Ketika para akademisi di seluruh negeri dipacu untuk mengejar H-index dan skor Sinta, pendidikan tinggi sudah melupakan satu darma mulianya, yakni mendidik orang muda. Perlu ada perimbangan dalam sistem meritokrasi dan bahkan dalam sistem pendidikan tinggi.
Tidak semua universitas harus dan perlu untuk menjadi universitas riset. Demikian pula tidak setiap dosen mampu dan perlu menerbitkan artikel di jurnal Scopus Q1.

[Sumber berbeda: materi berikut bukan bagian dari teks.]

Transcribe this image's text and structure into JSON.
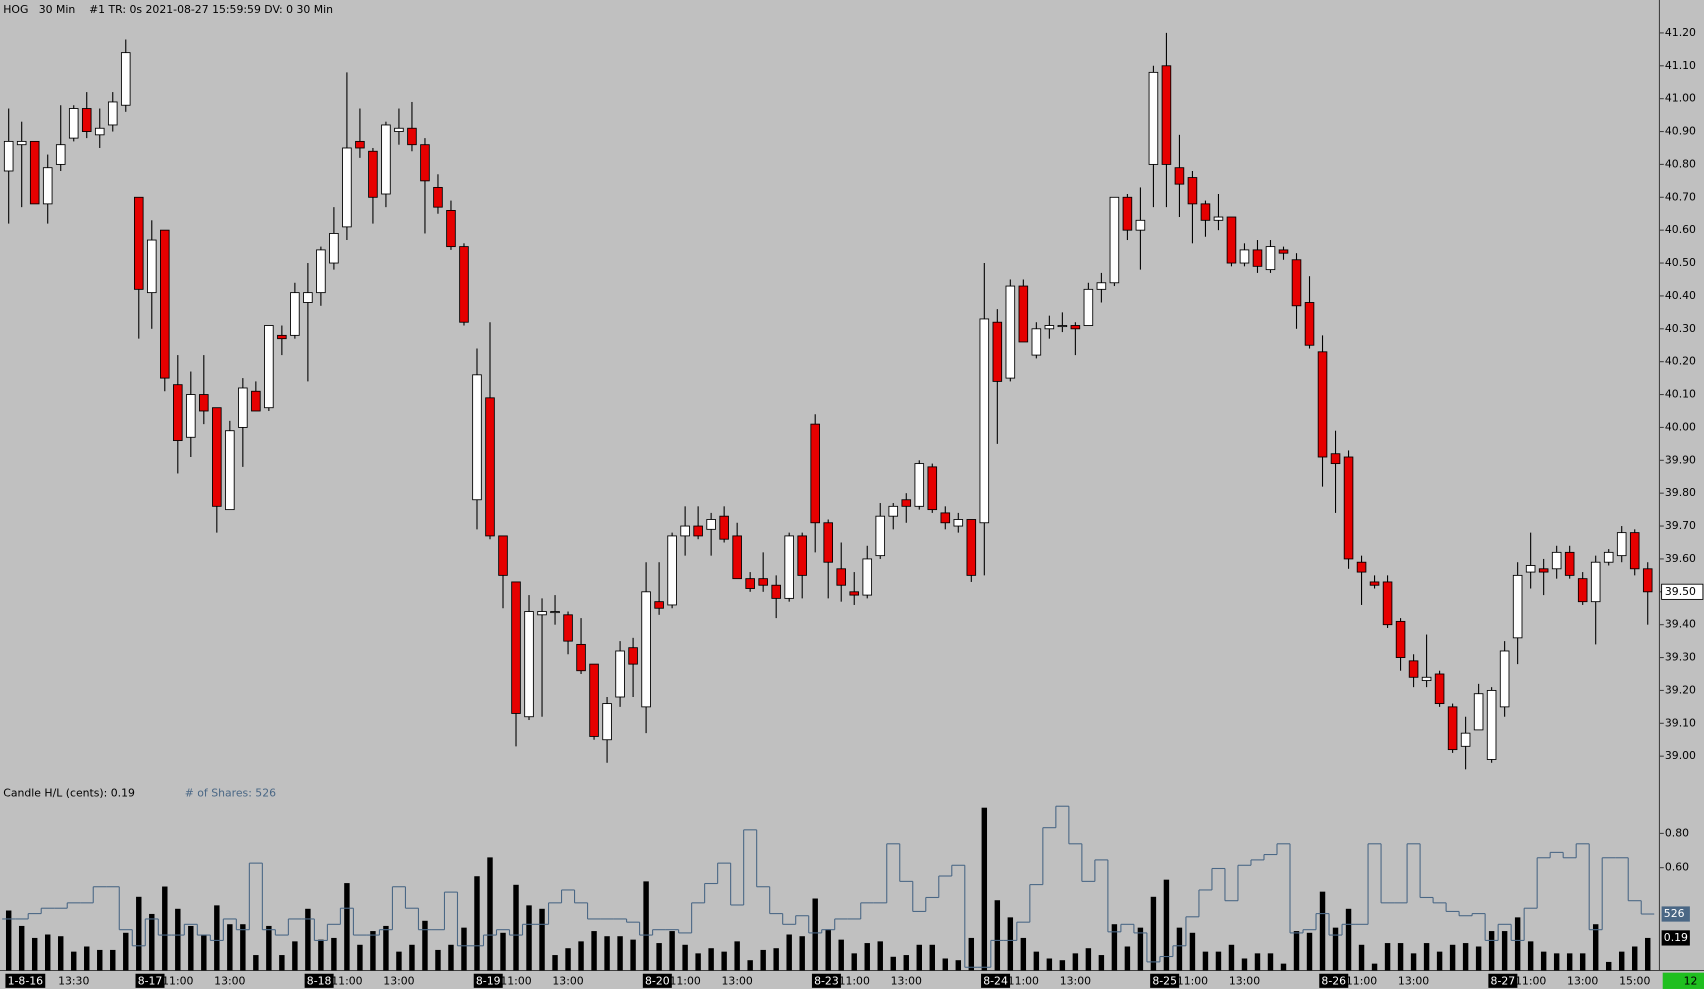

Nilai-nilai kejujuran dan sistem meritokrasi yang adil bagi semua dosen bisa dibangun sebagai nilai bersama dalam institusi pendidikan tinggi. Harga yang harus dibayar oleh dosen dan institusi nya terlalu mahal untuk suatu ”pencapaian dengan segala cara” ketika inisial pelaku ditulis dalam berita utama koran nasional seperti Kompas.
Hancurnya perjalanan karier dosen, runtuhnya kepercayaan masyarakat terhadap institusi pendidikan, dan rusaknya tata nilai dan moralitas tidak sebanding dengan tunjangan profesi guru besar dan nilai unggul akreditasi.
Peringkat dosen dan program studi berlaku hanya lima tahun, tetapi pengaruh pendidik pada mahasiswa akan diingat sepanjang masa.